Estatais na linha
Obrigação de compensação financeira evita iniciativas aventureiras por parte do Estado
Renato Ferreira*

Renato Ferreira*

As alterações no estatuto da Petrobras aprovadas em dezembro de 2017 em assembleia geral extraordinária representam importantes avanços na governança da companhia — além de prepararem a petroleira para a adesão ao Nível 2 da B3. Uma mudança, no entanto, merece especial atenção: a inclusão de previsão da obrigatoriedade de compensação da companhia pela União (sua controladora) por prejuízos suportados em razão de operações ou projetos deficitários executados para atendimento do interesse público que justificou a criação da Petrobras. O item foi inserido nos novos parágrafos 3º a 6º do artigo 3º do estatuto.

Hoje é amplamente reconhecida a finalidade lucrativa das sociedades de economia mista, que devem almejar o lucro para remunerar seus acionistas privados. Ocorre que o Estado, controlador dessas sociedades, também tem a prerrogativa de orientar as atividades sociais de modo a atender ao interesse público que justificou a criação da companhia, de acordo com o descrito na lei de autorização da constituição da estatal¹. Essa ressalva permite ao Estado, em hipóteses específicas e de maneira fundamentada, aprovar medidas e operações subjacentes a esse interesse público específico — ainda que o resultado econômico seja deficitário e sacrifique, de forma pontual, a lucratividade da sociedade.
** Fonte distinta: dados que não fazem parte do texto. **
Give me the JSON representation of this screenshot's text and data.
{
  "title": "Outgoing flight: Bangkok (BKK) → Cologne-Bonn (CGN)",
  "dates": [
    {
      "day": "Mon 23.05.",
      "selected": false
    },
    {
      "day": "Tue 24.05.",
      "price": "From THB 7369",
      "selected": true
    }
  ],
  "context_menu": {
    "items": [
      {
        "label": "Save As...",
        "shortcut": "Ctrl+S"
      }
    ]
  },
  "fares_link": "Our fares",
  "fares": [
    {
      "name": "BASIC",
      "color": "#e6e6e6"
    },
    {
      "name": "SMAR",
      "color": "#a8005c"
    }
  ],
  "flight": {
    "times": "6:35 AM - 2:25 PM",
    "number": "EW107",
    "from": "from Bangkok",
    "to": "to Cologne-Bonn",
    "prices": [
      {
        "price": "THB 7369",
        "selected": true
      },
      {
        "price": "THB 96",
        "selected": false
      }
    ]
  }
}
Mas isso não o autoriza a deixar de perseguir resultado financeiro positivo. A sociedade deve ser lucrativa mesmo que possa circunstancialmente executar projetos deficitários.

Inclusive nos casos em que seja legitimamente executada a operação deficitária, deve a companhia ser compensada pelo controlador. Primeiramente, por uma questão de racionalidade econômica, que já recomendava a compensação antes da publicação da Lei das Estatais (de número 13.303/16) e da alteração do estatuto da Petrobras. Além disso, o art. 8º dessa lei² determinou que quaisquer obrigações e responsabilidades assumidas pela estatal em condições diferentes das normalmente assumidas por empresas privadas do mesmo mercado estejam estabelecidas em lei e previstas em contrato, convênio ou ajuste celebrado entre a própria companhia e o ente público competente, em bases comutativas.

Esse dispositivo legal conduz ao entendimento de que os custos decorrentes dessas obrigações sejam negociados entre a companhia e o ente público, de modo que a primeira venha a ser compensada pelo segundo pelos prejuízos suportados. Se o ônus pudesse ser simplesmente imposto à companhia, sem reparação, não teria o legislador previsto a celebração de ato bilateral e consensual — seria suficiente a prática de ato unilateral e mandatório.

A compensação da companhia tem diversas finalidades, entre elas resguardar o patrimônio e a saúde financeira da empresa (que deixa de suportar com seus próprios recursos os prejuízos incorridos em conexão com operações deficitárias do tipo tratado neste artigo) e evitar a espoliação dos acionistas minoritários (indiretamente afetados com os consequentes prejuízos ao resultado financeiro da companhia).

O mecanismo da compensação representa também limite concreto e material à atuação do Estado como acionista controlador; funciona como ferramenta de contenção de iniciativas aventureiras e desprovidas de fundamentos jurídicos, em acréscimo a outras restrições de ordem qualitativa e quantitativa já discutidos na doutrina especializada. Afinal, a necessária compensação da companhia pelo seu controlador limita a adoção de medidas (ilegítimas) em prol do interesse público, dadas as consequências financeiras da multiplicação dessas iniciativas para os cofres públicos — a obrigação de se compensar a companhia pela diferença entre os parâmetros de mercado (a serem verificados no caso concreto) e o resultado operacional ou o retorno econômico da operação. Em outras palavras: o ônus decorrente da utilização da companhia para fins não lucrativos passa a ser do controlador, e não mais da própria companhia.

A medida — já refletida no estatuto da Petrobras — nos parece, portanto, importante evolução no que se refere às barreiras impostas à atuação do Estado como acionista controlador. Vem em boa hora, considerando o esforço empreendido por diversas estatais para tornar mais rigorosas suas práticas de governança corporativa. Espera-se, assim, que o exemplo da Petrobras seja reproduzido nas demais sociedades de economia mista, que já podem, a rigor, sustentar a necessidade de compensação com base no que dizem as leis.


*Renato Ferreira ([email protected]) é advogado do escritório Graça Couto Advogados


¹ Ressalva descrita no art. 238 da Lei das S.As. (Lei 6.404/76) e no art. 4º, § 1º, da Lei das Estatais (Lei 13.303/16)

² § 2º, inc. I, c/c inciso VII do caput.